LKML Archive on lore.kernel.org
help / color / mirror / Atom feed
From: "Yinghai Lu" <yhlu.kernel@gmail.com>
To: "Ingo Molnar" <mingo@elte.hu>, "Greg KH" <gregkh@suse.de>,
	"Muli Ben-Yehuda" <muli@il.ibm.com>
Cc: "Zhao Yakui" <yakui.zhao@intel.com>,
	lenb@kernel.org, linux-acpi@vger.kernel.org,
	"Linux Kernel Mailing List" <linux-kernel@vger.kernel.org>
Subject: Re: [PATCH] ACPI: Unneccessary to scan the PCI bus already scanned.
Date: Mon, 3 Mar 2008 02:01:16 -0800	[thread overview]
Message-ID: <86802c440803030201i684f31c1m97fb3f1f1927d4f4@mail.gmail.com> (raw)
In-Reply-To: <86802c440803030030p4ff9cec5tdb25d1cdc131d377@mail.gmail.com>

[-- Attachment #1: Type: text/plain, Size: 1796 bytes --]

On Mon, Mar 3, 2008 at 12:30 AM, Yinghai Lu <yhlu.kernel@gmail.com> wrote:
> that regression is caused by:
>
>  commit 08f1c192c3c32797068bfe97738babb3295bbf42
>  Author: Muli Ben-Yehuda <muli@il.ibm.com>
>  Date:   Sun Jul 22 00:23:39 2007 +0300
>
>     x86-64: introduce struct pci_sysdata to facilitate sharing of ->sysdata
>
>     This patch introduces struct pci_sysdata to x86 and x86-64, and
>     converts the existing two users (NUMA, Calgary) to use it.
>
>     This lays the groundwork for having other users of sysdata, such as
>     the PCI domains work.
>
>     The Calgary bits are tested, the NUMA bits just look ok.
>
>     Signed-off-by: Jeff Garzik <jeff@garzik.org>
>     Signed-off-by: Muli Ben-Yehuda <muli@il.ibm.com>
>     Signed-off-by: Linus Torvalds <torvalds@linux-foundation.org>
>
>  that replace pcibios_scan_root by pci_scan_bus_parented...
>  -       bus = pcibios_scan_root(busnum);
>  +       sd->node = -1;
>  +
>  +       pxm = acpi_get_pxm(device->handle);
>  +#ifdef CONFIG_ACPI_NUMA
>  +       if (pxm >= 0)
>
> +               sd->node = pxm_to_node(pxm);
>  +#endif
>  +
>  +       bus = pci_scan_bus_parented(NULL, busnum, &pci_root_ops, sd);
>
>  and in pcibios_scan_root we have
>
>         struct pci_bus *bus = NULL;
>         struct pci_sysdata *sd;
>
>         dmi_check_system(pciprobe_dmi_table);
>
>         while ((bus = pci_find_next_bus(bus)) != NULL) {
>                 if (bus->number == busnum) {
>                         /* Already scanned */
>                         return bus;
>                 }
>         }
>

Ingo,

Yakui's patch should be applied for 2.6.25, and 2.6.23 stable, and
2.6.24 stable.

also please use attached patch to replace the one patch in x86.git#
testing. old one can not be applied after Yakui's patch.

YH

[-- Warning: decoded text below may be mangled, UTF-8 assumed --]
[-- Attachment #2: get_mp_bus_early_v2.patch --]
[-- Type: text/x-patch; name=get_mp_bus_early_v2.patch, Size: 12386 bytes --]

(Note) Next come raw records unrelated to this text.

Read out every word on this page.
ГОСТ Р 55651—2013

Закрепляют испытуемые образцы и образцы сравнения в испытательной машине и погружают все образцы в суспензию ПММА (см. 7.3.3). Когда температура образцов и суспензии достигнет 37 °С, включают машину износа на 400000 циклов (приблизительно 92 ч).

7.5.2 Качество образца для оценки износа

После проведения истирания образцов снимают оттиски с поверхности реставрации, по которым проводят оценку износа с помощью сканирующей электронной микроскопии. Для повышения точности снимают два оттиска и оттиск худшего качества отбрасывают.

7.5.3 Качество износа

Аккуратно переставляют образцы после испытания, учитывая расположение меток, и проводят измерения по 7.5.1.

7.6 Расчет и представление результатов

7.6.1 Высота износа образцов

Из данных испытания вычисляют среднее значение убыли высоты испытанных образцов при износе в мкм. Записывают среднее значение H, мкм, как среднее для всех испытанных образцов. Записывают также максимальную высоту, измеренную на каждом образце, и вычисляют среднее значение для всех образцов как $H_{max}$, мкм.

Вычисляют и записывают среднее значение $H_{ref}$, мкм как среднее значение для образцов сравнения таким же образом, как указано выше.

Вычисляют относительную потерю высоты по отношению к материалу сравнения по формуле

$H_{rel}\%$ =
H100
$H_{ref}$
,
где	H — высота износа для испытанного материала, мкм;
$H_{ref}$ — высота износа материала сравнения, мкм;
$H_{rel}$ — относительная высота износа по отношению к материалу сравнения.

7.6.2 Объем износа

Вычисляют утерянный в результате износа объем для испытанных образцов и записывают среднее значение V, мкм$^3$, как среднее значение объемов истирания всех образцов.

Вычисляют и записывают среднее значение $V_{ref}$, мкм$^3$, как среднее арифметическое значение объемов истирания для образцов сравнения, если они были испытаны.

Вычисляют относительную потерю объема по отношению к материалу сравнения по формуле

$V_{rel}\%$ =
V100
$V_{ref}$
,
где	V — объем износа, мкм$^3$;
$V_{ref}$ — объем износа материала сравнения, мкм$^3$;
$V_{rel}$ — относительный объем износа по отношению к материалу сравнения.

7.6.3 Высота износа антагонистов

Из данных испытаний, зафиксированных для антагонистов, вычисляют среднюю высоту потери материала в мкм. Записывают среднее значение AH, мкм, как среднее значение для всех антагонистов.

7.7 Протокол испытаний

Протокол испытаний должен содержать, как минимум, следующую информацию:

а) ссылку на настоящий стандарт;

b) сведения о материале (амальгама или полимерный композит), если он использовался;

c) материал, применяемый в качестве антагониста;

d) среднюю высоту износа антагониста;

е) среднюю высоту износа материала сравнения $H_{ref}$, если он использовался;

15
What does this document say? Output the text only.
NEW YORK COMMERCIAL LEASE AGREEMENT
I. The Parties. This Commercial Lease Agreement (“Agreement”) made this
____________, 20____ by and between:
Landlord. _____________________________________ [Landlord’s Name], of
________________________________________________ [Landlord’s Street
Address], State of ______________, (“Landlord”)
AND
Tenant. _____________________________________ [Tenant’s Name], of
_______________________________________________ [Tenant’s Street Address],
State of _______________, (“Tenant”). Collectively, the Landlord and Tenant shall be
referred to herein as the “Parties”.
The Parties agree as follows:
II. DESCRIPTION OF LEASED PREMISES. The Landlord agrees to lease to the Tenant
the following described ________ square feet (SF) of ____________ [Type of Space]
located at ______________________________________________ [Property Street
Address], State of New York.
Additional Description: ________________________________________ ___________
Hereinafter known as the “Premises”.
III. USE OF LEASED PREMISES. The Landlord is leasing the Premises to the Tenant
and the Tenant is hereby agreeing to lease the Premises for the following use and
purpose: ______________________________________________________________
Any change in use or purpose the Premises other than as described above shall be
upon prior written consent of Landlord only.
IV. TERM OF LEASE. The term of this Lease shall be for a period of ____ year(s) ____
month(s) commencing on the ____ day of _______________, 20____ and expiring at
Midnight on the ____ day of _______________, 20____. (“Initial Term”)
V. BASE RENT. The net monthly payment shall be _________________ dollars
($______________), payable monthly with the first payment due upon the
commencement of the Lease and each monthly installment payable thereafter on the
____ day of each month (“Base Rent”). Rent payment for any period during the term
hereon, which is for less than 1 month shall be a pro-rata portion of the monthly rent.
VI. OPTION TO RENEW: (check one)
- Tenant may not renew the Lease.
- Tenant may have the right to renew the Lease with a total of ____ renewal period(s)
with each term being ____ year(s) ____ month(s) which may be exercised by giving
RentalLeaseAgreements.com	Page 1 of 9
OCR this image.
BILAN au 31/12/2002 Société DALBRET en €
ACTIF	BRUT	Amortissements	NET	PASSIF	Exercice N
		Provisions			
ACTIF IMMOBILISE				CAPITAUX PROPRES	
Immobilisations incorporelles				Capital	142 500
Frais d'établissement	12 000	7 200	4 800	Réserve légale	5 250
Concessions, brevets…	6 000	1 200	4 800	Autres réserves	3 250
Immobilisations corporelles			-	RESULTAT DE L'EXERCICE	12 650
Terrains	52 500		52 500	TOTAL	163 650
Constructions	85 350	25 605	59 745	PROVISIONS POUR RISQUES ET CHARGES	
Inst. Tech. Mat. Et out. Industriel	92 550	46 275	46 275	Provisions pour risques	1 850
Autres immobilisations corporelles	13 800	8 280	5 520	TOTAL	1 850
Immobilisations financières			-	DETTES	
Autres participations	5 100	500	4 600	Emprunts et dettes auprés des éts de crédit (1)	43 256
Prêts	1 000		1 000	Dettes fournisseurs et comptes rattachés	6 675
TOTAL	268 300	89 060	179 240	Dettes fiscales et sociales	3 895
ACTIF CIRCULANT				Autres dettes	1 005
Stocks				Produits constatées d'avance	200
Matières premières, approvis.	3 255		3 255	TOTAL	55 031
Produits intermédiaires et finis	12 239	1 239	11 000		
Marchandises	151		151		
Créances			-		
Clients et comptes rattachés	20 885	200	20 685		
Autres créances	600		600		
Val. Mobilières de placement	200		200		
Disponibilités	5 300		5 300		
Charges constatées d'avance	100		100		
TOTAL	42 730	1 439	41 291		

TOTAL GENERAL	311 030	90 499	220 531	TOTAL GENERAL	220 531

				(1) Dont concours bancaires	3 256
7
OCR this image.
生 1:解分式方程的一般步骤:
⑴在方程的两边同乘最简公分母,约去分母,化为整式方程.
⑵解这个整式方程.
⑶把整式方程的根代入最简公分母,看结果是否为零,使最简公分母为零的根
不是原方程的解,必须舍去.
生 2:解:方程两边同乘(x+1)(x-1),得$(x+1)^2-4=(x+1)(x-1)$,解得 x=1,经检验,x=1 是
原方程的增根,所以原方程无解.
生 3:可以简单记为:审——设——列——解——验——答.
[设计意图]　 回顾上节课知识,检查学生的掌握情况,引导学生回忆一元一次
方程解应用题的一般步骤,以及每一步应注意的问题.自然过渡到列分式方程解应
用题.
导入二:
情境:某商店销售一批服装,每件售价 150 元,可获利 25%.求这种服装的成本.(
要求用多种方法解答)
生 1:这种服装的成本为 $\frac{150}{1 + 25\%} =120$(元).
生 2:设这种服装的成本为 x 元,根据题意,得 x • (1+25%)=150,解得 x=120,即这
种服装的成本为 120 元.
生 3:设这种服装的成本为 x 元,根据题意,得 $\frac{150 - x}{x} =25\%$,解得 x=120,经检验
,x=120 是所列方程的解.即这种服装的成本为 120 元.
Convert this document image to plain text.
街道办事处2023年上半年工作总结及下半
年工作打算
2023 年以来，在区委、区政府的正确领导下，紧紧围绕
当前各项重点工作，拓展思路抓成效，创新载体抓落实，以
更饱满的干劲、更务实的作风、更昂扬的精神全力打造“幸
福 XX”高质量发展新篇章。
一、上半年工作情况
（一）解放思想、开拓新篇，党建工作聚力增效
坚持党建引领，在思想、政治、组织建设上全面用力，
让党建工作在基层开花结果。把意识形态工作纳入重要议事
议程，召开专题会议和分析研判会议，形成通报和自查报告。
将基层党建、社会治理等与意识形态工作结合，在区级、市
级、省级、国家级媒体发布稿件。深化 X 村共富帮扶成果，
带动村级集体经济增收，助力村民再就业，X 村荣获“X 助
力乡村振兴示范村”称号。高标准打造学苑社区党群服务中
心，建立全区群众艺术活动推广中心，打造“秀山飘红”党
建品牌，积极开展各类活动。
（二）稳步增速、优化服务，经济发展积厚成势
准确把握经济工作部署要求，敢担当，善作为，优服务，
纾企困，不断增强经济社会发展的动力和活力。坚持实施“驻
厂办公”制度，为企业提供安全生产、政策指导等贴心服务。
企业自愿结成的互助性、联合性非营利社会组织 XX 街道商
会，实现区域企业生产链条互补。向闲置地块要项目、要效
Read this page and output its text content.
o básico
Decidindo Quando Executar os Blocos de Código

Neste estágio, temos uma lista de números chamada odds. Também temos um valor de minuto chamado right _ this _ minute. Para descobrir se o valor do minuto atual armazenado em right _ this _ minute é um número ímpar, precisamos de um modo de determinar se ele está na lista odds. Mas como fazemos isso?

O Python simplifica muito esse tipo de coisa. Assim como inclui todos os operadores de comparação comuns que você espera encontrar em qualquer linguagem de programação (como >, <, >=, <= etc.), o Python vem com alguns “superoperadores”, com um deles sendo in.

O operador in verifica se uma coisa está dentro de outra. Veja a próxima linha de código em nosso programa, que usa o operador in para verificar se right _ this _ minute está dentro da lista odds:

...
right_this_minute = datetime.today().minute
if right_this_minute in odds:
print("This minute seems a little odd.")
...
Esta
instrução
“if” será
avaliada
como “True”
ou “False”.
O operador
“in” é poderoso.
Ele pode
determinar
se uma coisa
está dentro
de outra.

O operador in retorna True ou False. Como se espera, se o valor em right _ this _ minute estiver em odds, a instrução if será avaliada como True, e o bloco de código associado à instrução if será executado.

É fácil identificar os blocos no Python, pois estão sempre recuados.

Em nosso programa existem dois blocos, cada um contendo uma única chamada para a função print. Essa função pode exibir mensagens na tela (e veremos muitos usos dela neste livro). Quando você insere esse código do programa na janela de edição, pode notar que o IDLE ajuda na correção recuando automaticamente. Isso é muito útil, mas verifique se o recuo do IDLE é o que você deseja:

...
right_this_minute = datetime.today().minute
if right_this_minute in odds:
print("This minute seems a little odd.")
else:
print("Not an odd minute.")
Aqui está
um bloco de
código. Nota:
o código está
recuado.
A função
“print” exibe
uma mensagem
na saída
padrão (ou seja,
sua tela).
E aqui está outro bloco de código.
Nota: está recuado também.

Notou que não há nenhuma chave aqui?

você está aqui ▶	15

x86: get mp_bus_to_node early v2

current on amd k8 system with multi ht chain, the numa_node of pci devices under
/sys/devices/pci0000:80/* always 0, even that chain is on node 1 or 2 or 3.

workaround: pcibus_to_node(bus) is used when we want to get node that pci_device is on.

In struct device, we already have numa_node member. and we could use dev_to_node()
/set_dev_node() to get and set numa_node in the device.
set_dev_node is called in pci_device_add() with pcibus_to_node(bus). and
pcibus_to_node use bus->sysdata for nodeid.

the problem is when pci_add_device is called, bus->sysdata is not assigned
correct nodeid yet. the result will be numa_node always is 0.

pcibios_scan_root and pci_scan_root could take sysdata. So we need to get
mp_bus_to_node mapping before these two are called. and get_mp_bus_to_node
could get correct node for sysdata in root bus.

in scanning of root bus, all child bus will take parent bus sysdata. So all
pci_device->dev.numa_node will be assigned correctly automatically.

later we could use dev_to_node(&pci_dev->dev) to get numa_node, and we could also
could make other bus specific device get the correct numa_node too.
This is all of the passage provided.